Uncertainty makes for fascinating elections, and David Cunliffe has added to that by not even being willing to show solidarity with the Greens. But as fun as the tealeaves game is, voters are going to need better answers from the major party leaders
New Zealand First in 1996. The Maori Party in 2008. There are times when the minor parties have provided some major shocks and made a major difference as to who gets to govern New Zealand. But one thing you thought you could count on this year was the Labour-Greens bloc. Only it turns out it's not that simple.
Every poll in recent months has put Nationals support up against the Labour-Greens support. The understanding has been that National is up against a duo to their left; not just the Opposition, but a third party of unprecedented scale in the MMP era. As Andrew Geddis and I have banged on for the past couple of years, one of the key challenges for that left bloc was to ready voters for the prospect of the second largest party in parliament forming a government.
The anticipation of a close election race this year was because late last year that centre-left bloc was ahead of National and it was game on.
But in recent weeks two things have happened to muddy that picture. First, the Greens have slid a little in the pols. It's far from catastrophic, but the party that was getting as high as 15 percent is now averaging 10.8 percent in our polls of polls. That's back to near where New Zealand First ended up in 2002 – not so unprecedented anymore.
Then, this past weekend, David Cunliffe told Paddy Gower on The Nation that there was no guarantee that Labour would do business with the Greens after election day. Despite all the talk of partnership and the feeling if there was one thing you could count on the coalition front it was a Labour-Greens alliance, there was the Labour leader refusing to rule out doing to the Greens what Helen Clark did to them in the past – preferring Winston Peters over them.

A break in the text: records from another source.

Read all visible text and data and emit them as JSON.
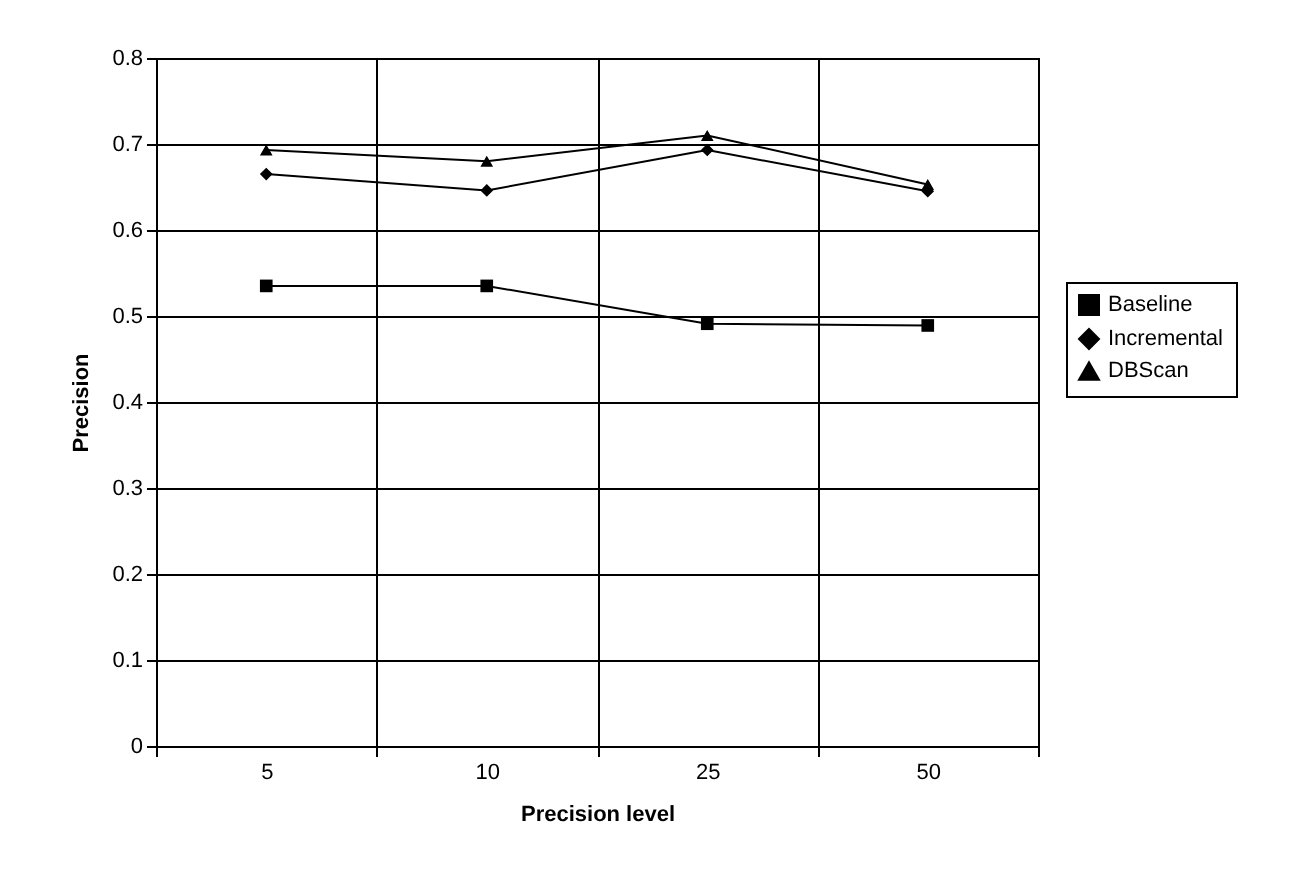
{
  "chart_data": {
    "type": "line",
    "xlabel": "Precision level",
    "ylabel": "Precision",
    "categories": [
      "5",
      "10",
      "25",
      "50"
    ],
    "ylim": [
      0,
      0.8
    ],
    "yticks": [
      0,
      0.1,
      0.2,
      0.3,
      0.4,
      0.5,
      0.6,
      0.7,
      0.8
    ],
    "grid": true,
    "legend": "right",
    "line_style": "solid",
    "series": [
      {
        "name": "Baseline",
        "color": "#000000",
        "marker": "square",
        "values": [
          0.535,
          0.535,
          0.491,
          0.489
        ]
      },
      {
        "name": "Incremental",
        "color": "#000000",
        "marker": "diamond",
        "values": [
          0.665,
          0.646,
          0.693,
          0.645
        ]
      },
      {
        "name": "DBScan",
        "color": "#000000",
        "marker": "triangle",
        "values": [
          0.693,
          0.68,
          0.71,
          0.653
        ]
      }
    ]
  }
}
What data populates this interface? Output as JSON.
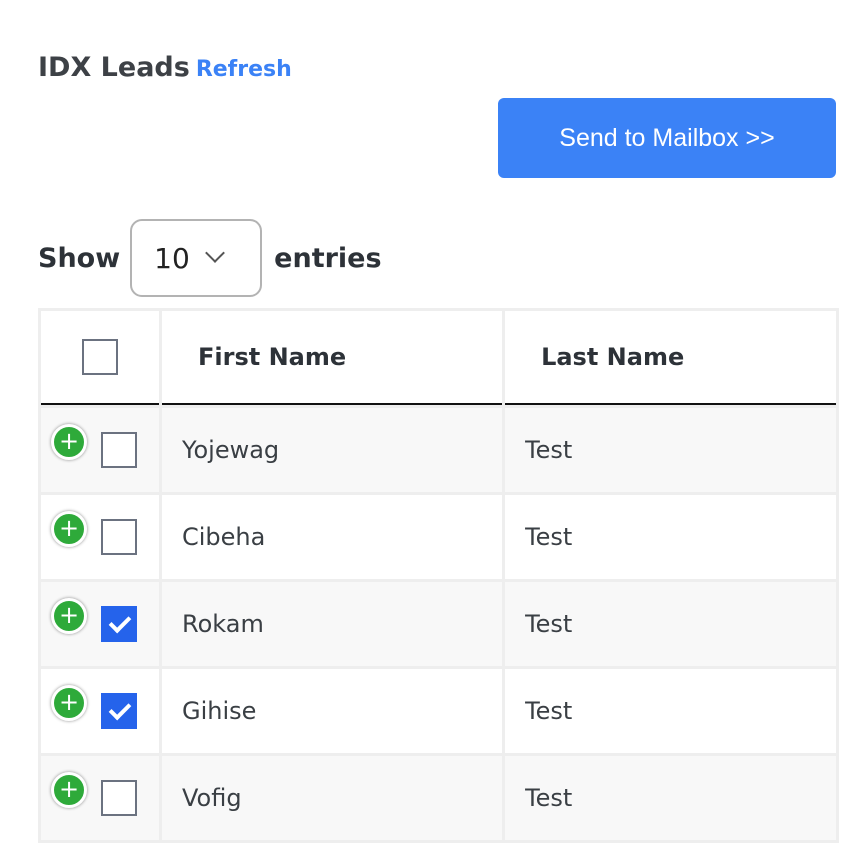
{
  "header": {
    "title": "IDX Leads",
    "refresh_label": "Refresh"
  },
  "toolbar": {
    "send_label": "Send to Mailbox >>"
  },
  "length": {
    "show_label": "Show",
    "value": "10",
    "entries_label": "entries"
  },
  "table": {
    "columns": [
      "First Name",
      "Last Name"
    ],
    "rows": [
      {
        "first": "Yojewag",
        "last": "Test",
        "checked": false
      },
      {
        "first": "Cibeha",
        "last": "Test",
        "checked": false
      },
      {
        "first": "Rokam",
        "last": "Test",
        "checked": true
      },
      {
        "first": "Gihise",
        "last": "Test",
        "checked": true
      },
      {
        "first": "Vofig",
        "last": "Test",
        "checked": false
      }
    ]
  },
  "colors": {
    "accent": "#3b82f6",
    "checkbox_checked": "#2563eb",
    "expand_icon": "#2eaa3a"
  }
}
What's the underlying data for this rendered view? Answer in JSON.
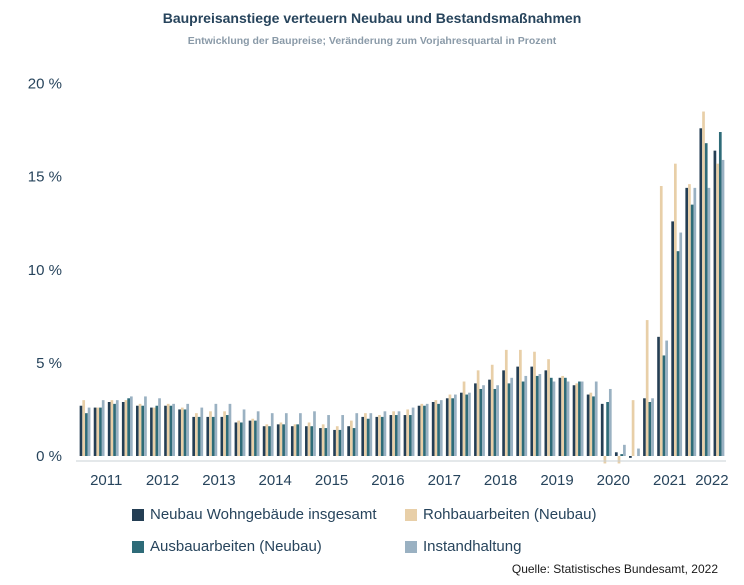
{
  "chart_data": {
    "type": "bar",
    "title": "Baupreisanstiege verteuern Neubau und Bestandsmaßnahmen",
    "subtitle": "Entwicklung der Baupreise; Veränderung zum Vorjahresquartal in Prozent",
    "source": "Quelle: Statistisches Bundesamt, 2022",
    "ylim": [
      -0.5,
      20
    ],
    "yticks": [
      0,
      5,
      10,
      15,
      20
    ],
    "ytick_labels": [
      "0 %",
      "5 %",
      "10 %",
      "15 %",
      "20 %"
    ],
    "year_labels": [
      "2011",
      "2012",
      "2013",
      "2014",
      "2015",
      "2016",
      "2017",
      "2018",
      "2019",
      "2020",
      "2021",
      "2022"
    ],
    "legend_position": "bottom",
    "categories": [
      "2011-Q1",
      "2011-Q2",
      "2011-Q3",
      "2011-Q4",
      "2012-Q1",
      "2012-Q2",
      "2012-Q3",
      "2012-Q4",
      "2013-Q1",
      "2013-Q2",
      "2013-Q3",
      "2013-Q4",
      "2014-Q1",
      "2014-Q2",
      "2014-Q3",
      "2014-Q4",
      "2015-Q1",
      "2015-Q2",
      "2015-Q3",
      "2015-Q4",
      "2016-Q1",
      "2016-Q2",
      "2016-Q3",
      "2016-Q4",
      "2017-Q1",
      "2017-Q2",
      "2017-Q3",
      "2017-Q4",
      "2018-Q1",
      "2018-Q2",
      "2018-Q3",
      "2018-Q4",
      "2019-Q1",
      "2019-Q2",
      "2019-Q3",
      "2019-Q4",
      "2020-Q1",
      "2020-Q2",
      "2020-Q3",
      "2020-Q4",
      "2021-Q1",
      "2021-Q2",
      "2021-Q3",
      "2021-Q4",
      "2022-Q1",
      "2022-Q2"
    ],
    "series": [
      {
        "name": "Neubau Wohngebäude insgesamt",
        "color": "#243e54",
        "values": [
          2.7,
          2.6,
          2.9,
          2.9,
          2.7,
          2.6,
          2.7,
          2.5,
          2.1,
          2.1,
          2.1,
          1.8,
          1.9,
          1.6,
          1.7,
          1.6,
          1.6,
          1.5,
          1.4,
          1.6,
          2.1,
          2.1,
          2.2,
          2.2,
          2.7,
          2.9,
          3.1,
          3.4,
          3.9,
          4.1,
          4.6,
          4.8,
          4.8,
          4.6,
          4.2,
          3.8,
          3.3,
          2.8,
          0.2,
          -0.1,
          3.1,
          6.4,
          12.6,
          14.4,
          17.6,
          16.4
        ]
      },
      {
        "name": "Rohbauarbeiten (Neubau)",
        "color": "#e8cfa8",
        "values": [
          3.0,
          2.6,
          3.0,
          3.0,
          2.8,
          2.6,
          2.8,
          2.6,
          2.3,
          2.4,
          2.4,
          1.9,
          2.0,
          1.7,
          1.8,
          1.7,
          1.8,
          1.7,
          1.6,
          1.9,
          2.3,
          2.2,
          2.4,
          2.5,
          2.8,
          3.0,
          3.3,
          4.0,
          4.6,
          4.9,
          5.7,
          5.7,
          5.6,
          5.2,
          4.3,
          3.9,
          3.4,
          -0.4,
          -0.4,
          3.0,
          7.3,
          14.5,
          15.7,
          14.6,
          18.5,
          15.7
        ]
      },
      {
        "name": "Ausbauarbeiten (Neubau)",
        "color": "#2e6b78",
        "values": [
          2.3,
          2.6,
          2.8,
          3.1,
          2.7,
          2.7,
          2.7,
          2.5,
          2.1,
          2.1,
          2.2,
          1.8,
          1.9,
          1.6,
          1.7,
          1.7,
          1.6,
          1.5,
          1.4,
          1.5,
          2.0,
          2.1,
          2.2,
          2.2,
          2.7,
          2.8,
          3.1,
          3.3,
          3.6,
          3.6,
          3.9,
          4.0,
          4.3,
          4.2,
          4.2,
          4.0,
          3.2,
          2.9,
          0.1,
          0.0,
          2.9,
          5.4,
          11.0,
          13.5,
          16.8,
          17.4
        ]
      },
      {
        "name": "Instandhaltung",
        "color": "#9ab1c2",
        "values": [
          2.6,
          3.0,
          3.0,
          3.2,
          3.2,
          3.1,
          2.8,
          2.8,
          2.6,
          2.8,
          2.8,
          2.5,
          2.4,
          2.3,
          2.3,
          2.3,
          2.4,
          2.2,
          2.2,
          2.3,
          2.3,
          2.4,
          2.4,
          2.6,
          2.8,
          3.0,
          3.3,
          3.4,
          3.8,
          3.8,
          4.2,
          4.3,
          4.4,
          4.0,
          4.0,
          4.0,
          4.0,
          3.6,
          0.6,
          0.4,
          3.1,
          6.2,
          12.0,
          14.4,
          14.4,
          15.9
        ]
      }
    ]
  }
}
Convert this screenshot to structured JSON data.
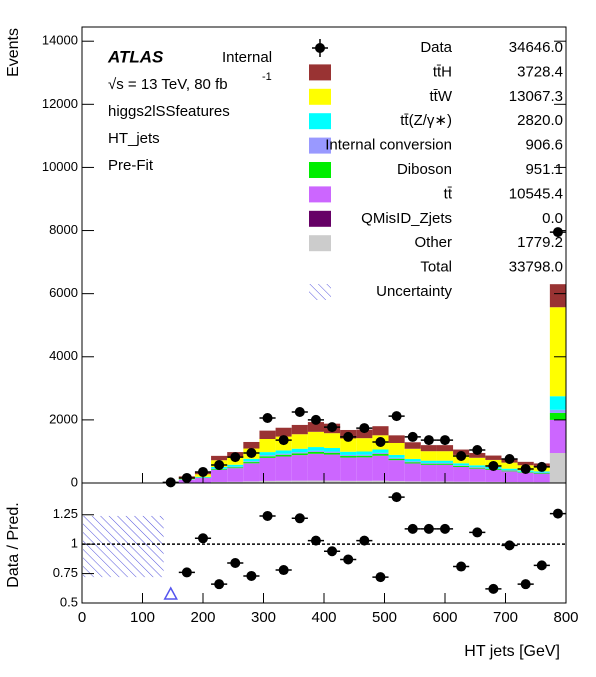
{
  "chart_data": {
    "type": "stacked_histogram",
    "ylabel": "Events",
    "xlabel": "HT jets [GeV]",
    "ratio_ylabel": "Data / Pred.",
    "annotations": {
      "atlas": "ATLAS",
      "status": "Internal",
      "energy": "√s = 13 TeV, 80 fb",
      "lumi_exp": "-1",
      "region": "higgs2lSSfeatures",
      "variable": "HT_jets",
      "fit": "Pre-Fit"
    },
    "bins": [
      0,
      26.667,
      53.333,
      80,
      106.667,
      133.333,
      160,
      186.667,
      213.333,
      240,
      266.667,
      293.333,
      320,
      346.667,
      373.333,
      400,
      426.667,
      453.333,
      480,
      506.667,
      533.333,
      560,
      586.667,
      613.333,
      640,
      666.667,
      693.333,
      720,
      746.667,
      773.333,
      800
    ],
    "xlim": [
      0,
      800
    ],
    "xticks": [
      0,
      100,
      200,
      300,
      400,
      500,
      600,
      700,
      800
    ],
    "ylim": [
      0,
      14450
    ],
    "yticks": [
      0,
      2000,
      4000,
      6000,
      8000,
      10000,
      12000,
      14000
    ],
    "ratio_ylim": [
      0.5,
      1.52
    ],
    "ratio_yticks": [
      0.5,
      0.75,
      1,
      1.25
    ],
    "ratio_reference": 1,
    "series": [
      {
        "name": "Other",
        "color": "#cccccc",
        "total_label": "1779.2",
        "values": [
          0,
          0,
          0,
          0,
          0,
          0,
          8,
          13,
          34,
          39,
          52,
          66,
          70,
          74,
          77,
          75,
          67,
          68,
          72,
          60,
          52,
          48,
          48,
          42,
          38,
          35,
          31,
          27,
          25,
          950
        ]
      },
      {
        "name": "QMisID_Zjets",
        "color": "#660066",
        "total_label": "0.0",
        "values": [
          0,
          0,
          0,
          0,
          0,
          0,
          0,
          0,
          0,
          0,
          0,
          0,
          0,
          0,
          0,
          0,
          0,
          0,
          0,
          0,
          0,
          0,
          0,
          0,
          0,
          0,
          0,
          0,
          0,
          0
        ]
      },
      {
        "name": "tt̄",
        "color": "#cc66ff",
        "total_label": "10545.4",
        "values": [
          0,
          0,
          0,
          0,
          0,
          0,
          92,
          145,
          378,
          431,
          572,
          730,
          770,
          810,
          849,
          827,
          739,
          744,
          792,
          664,
          568,
          528,
          528,
          466,
          418,
          383,
          339,
          295,
          273,
          1050
        ]
      },
      {
        "name": "Diboson",
        "color": "#00ee00",
        "total_label": "951.1",
        "values": [
          0,
          0,
          0,
          0,
          0,
          0,
          6,
          10,
          26,
          29,
          39,
          50,
          53,
          55,
          58,
          56,
          50,
          51,
          54,
          45,
          39,
          36,
          36,
          32,
          29,
          26,
          23,
          20,
          19,
          220
        ]
      },
      {
        "name": "Internal conversion",
        "color": "#9999ff",
        "total_label": "906.6",
        "values": [
          0,
          0,
          0,
          0,
          0,
          0,
          4,
          7,
          17,
          20,
          26,
          33,
          35,
          37,
          39,
          38,
          34,
          34,
          36,
          30,
          26,
          24,
          24,
          21,
          19,
          17,
          15,
          13,
          12,
          100
        ]
      },
      {
        "name": "tt̄(Z/γ∗)",
        "color": "#00ffff",
        "total_label": "2820.0",
        "values": [
          0,
          0,
          0,
          0,
          0,
          0,
          13,
          20,
          52,
          59,
          78,
          100,
          105,
          110,
          116,
          113,
          101,
          101,
          108,
          91,
          77,
          72,
          72,
          64,
          57,
          52,
          46,
          40,
          37,
          430
        ]
      },
      {
        "name": "tt̄W",
        "color": "#ffff00",
        "total_label": "13067.3",
        "values": [
          0,
          0,
          0,
          0,
          0,
          0,
          53,
          83,
          215,
          245,
          325,
          415,
          438,
          460,
          483,
          470,
          420,
          423,
          450,
          378,
          323,
          300,
          300,
          265,
          238,
          218,
          193,
          168,
          155,
          2820
        ]
      },
      {
        "name": "tt̄H",
        "color": "#993333",
        "total_label": "3728.4",
        "values": [
          0,
          0,
          0,
          0,
          0,
          0,
          34,
          53,
          138,
          157,
          208,
          266,
          280,
          294,
          309,
          301,
          269,
          270,
          288,
          242,
          206,
          192,
          192,
          170,
          152,
          139,
          123,
          107,
          99,
          730
        ]
      }
    ],
    "data": {
      "name": "Data",
      "total_label": "34646.0",
      "values": [
        0,
        0,
        0,
        0,
        0,
        20,
        160,
        350,
        570,
        820,
        950,
        2060,
        1360,
        2250,
        2000,
        1770,
        1460,
        1740,
        1300,
        2120,
        1460,
        1360,
        1360,
        855,
        1045,
        540,
        760,
        445,
        510,
        7950
      ]
    },
    "ratio": [
      null,
      null,
      null,
      null,
      null,
      0.3,
      0.76,
      1.05,
      0.66,
      0.84,
      0.73,
      1.24,
      0.78,
      1.22,
      1.03,
      0.94,
      0.87,
      1.03,
      0.72,
      1.4,
      1.13,
      1.13,
      1.13,
      0.81,
      1.1,
      0.62,
      0.99,
      0.66,
      0.82,
      1.26
    ],
    "ratio_band": {
      "x": [
        0,
        133.333
      ],
      "low": 0.72,
      "high": 1.24
    },
    "total": {
      "name": "Total",
      "label": "33798.0"
    },
    "uncertainty": {
      "name": "Uncertainty"
    }
  }
}
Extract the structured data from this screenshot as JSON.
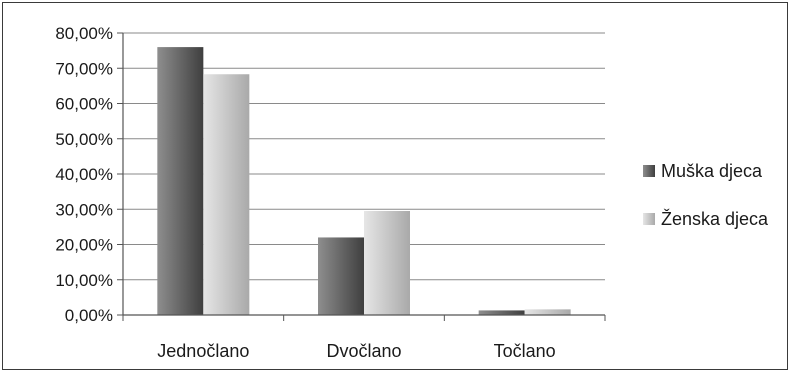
{
  "chart_data": {
    "type": "bar",
    "categories": [
      "Jednočlano",
      "Dvočlano",
      "Točlano"
    ],
    "series": [
      {
        "name": "Muška djeca",
        "values": [
          76.0,
          22.0,
          1.3
        ],
        "color_light": "#8e8e8e",
        "color_dark": "#3f3f3f"
      },
      {
        "name": "Ženska djeca",
        "values": [
          68.3,
          29.5,
          1.6
        ],
        "color_light": "#e6e6e6",
        "color_dark": "#a9a9a9"
      }
    ],
    "y_ticks": [
      "0,00%",
      "10,00%",
      "20,00%",
      "30,00%",
      "40,00%",
      "50,00%",
      "60,00%",
      "70,00%",
      "80,00%"
    ],
    "ylim": [
      0,
      80
    ],
    "title": "",
    "xlabel": "",
    "ylabel": "",
    "grid": true,
    "legend_position": "right"
  }
}
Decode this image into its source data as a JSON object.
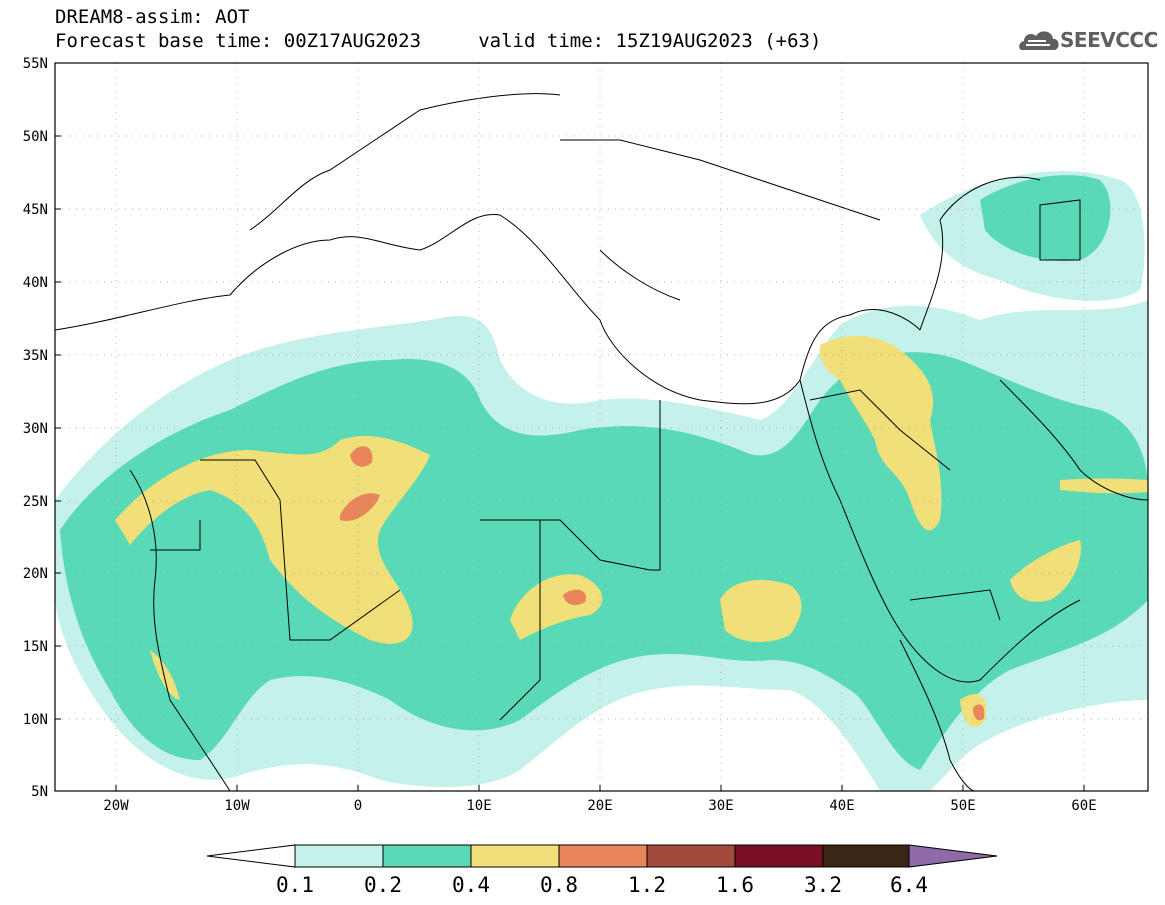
{
  "title": {
    "line1": "DREAM8-assim: AOT",
    "line2": "Forecast base time: 00Z17AUG2023     valid time: 15Z19AUG2023 (+63)"
  },
  "logo": {
    "text": "SEEVCCC",
    "icon": "cloud-icon"
  },
  "map": {
    "lon_range": [
      -25,
      65
    ],
    "lat_range": [
      5,
      55
    ],
    "lat_labels": [
      "55N",
      "50N",
      "45N",
      "40N",
      "35N",
      "30N",
      "25N",
      "20N",
      "15N",
      "10N",
      "5N"
    ],
    "lon_labels": [
      "20W",
      "10W",
      "0",
      "10E",
      "20E",
      "30E",
      "40E",
      "50E",
      "60E"
    ],
    "grid": "dotted"
  },
  "colorbar": {
    "labels": [
      "0.1",
      "0.2",
      "0.4",
      "0.8",
      "1.2",
      "1.6",
      "3.2",
      "6.4"
    ],
    "colors": [
      "#ffffff",
      "#c4f1ea",
      "#5ad9b7",
      "#f1e07a",
      "#e8855a",
      "#a34a3c",
      "#7a0f28",
      "#3b2616",
      "#8e6aa6"
    ]
  }
}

Not only that, Cunliffe retracted former leader David Shearer's promise of a proportional Cabinet, with the Greens getting the same percentage of ministers as it did voters. That deal could have seen the likes of Catherine Delahunty and Eugenie Sage in cabinet ahead of Phil Goff or even Shearer himself. Cunliffe said:
David Shearer's a fine guy, but we're different roosters. I'm not doing it that way. I'm going to do it after the election in private with my Green colleagues."
While that is not an outright rejection, but it's clearly a distancing of his party from his closest allies and a signal to the Greens that they can't expect any favours.
Some have criticised such coalition questioning as pointless. Which is nonsense. Day after day we've seen stories about National's coalition conundrums, with little being asked of Labour. And here we immediately see a line drawn between presumed allies.
As Gower pointed out, Labour is asking the public to do something it has never done before – let the second largest party in parliament form a government. For it to have the trust it needs, surely Labour needs to offer more transparency than that. To refuse to answer questions about a colaition even with your best mate, and to say that any deals will only be done after the election, lacks respect for what the party is asking of voters.
Cunliffe said the voters have the right to choose who governs. But that argument misses the point that it's only an informed choice if they know what that government might look like.
Why should voters trust Labour with such a bold move to a second-place-led government, if they don't have a clear idea of what sort of government they'd be backing? Cunliffe is surely going to have to be more transparent than that.
It's fair to say that more will be expected of John Key as well. So far he has moved from declaring how transparent he would be this year to indicating he won't decide on any electorate deals until the campaign is under way. If that's his idea of transparency, Lord help us when he's feeling opaque.
One thing about the uncertainty introduced by Cunliffe, however, is that if fits the mood of the times. The minor parties have all to play for this year and the uncertainty surrounding them is arguably greater than ever. Oh, we know where ACT and United Future stand. But National won't rule out New Zealand First, Labour won't rule in the Greens, New Zealand First is open to all-comers (or none), Labour could accept Mana in government but not Hone Harawira in cabinet; and the Maori Party could go either way.
Oh, and then there's the Conservative Party, which may be a wasted two percent party of less consequence than even the Christians of days gone by, or could have a seat gifted to it and win the election for the centre-right.
Boy oh boy, the joy of uncertainty. But I suspect voters may not share my sense of fun on this one and will start demanding answers before long so that they can go into this critical election with their eyes wide open.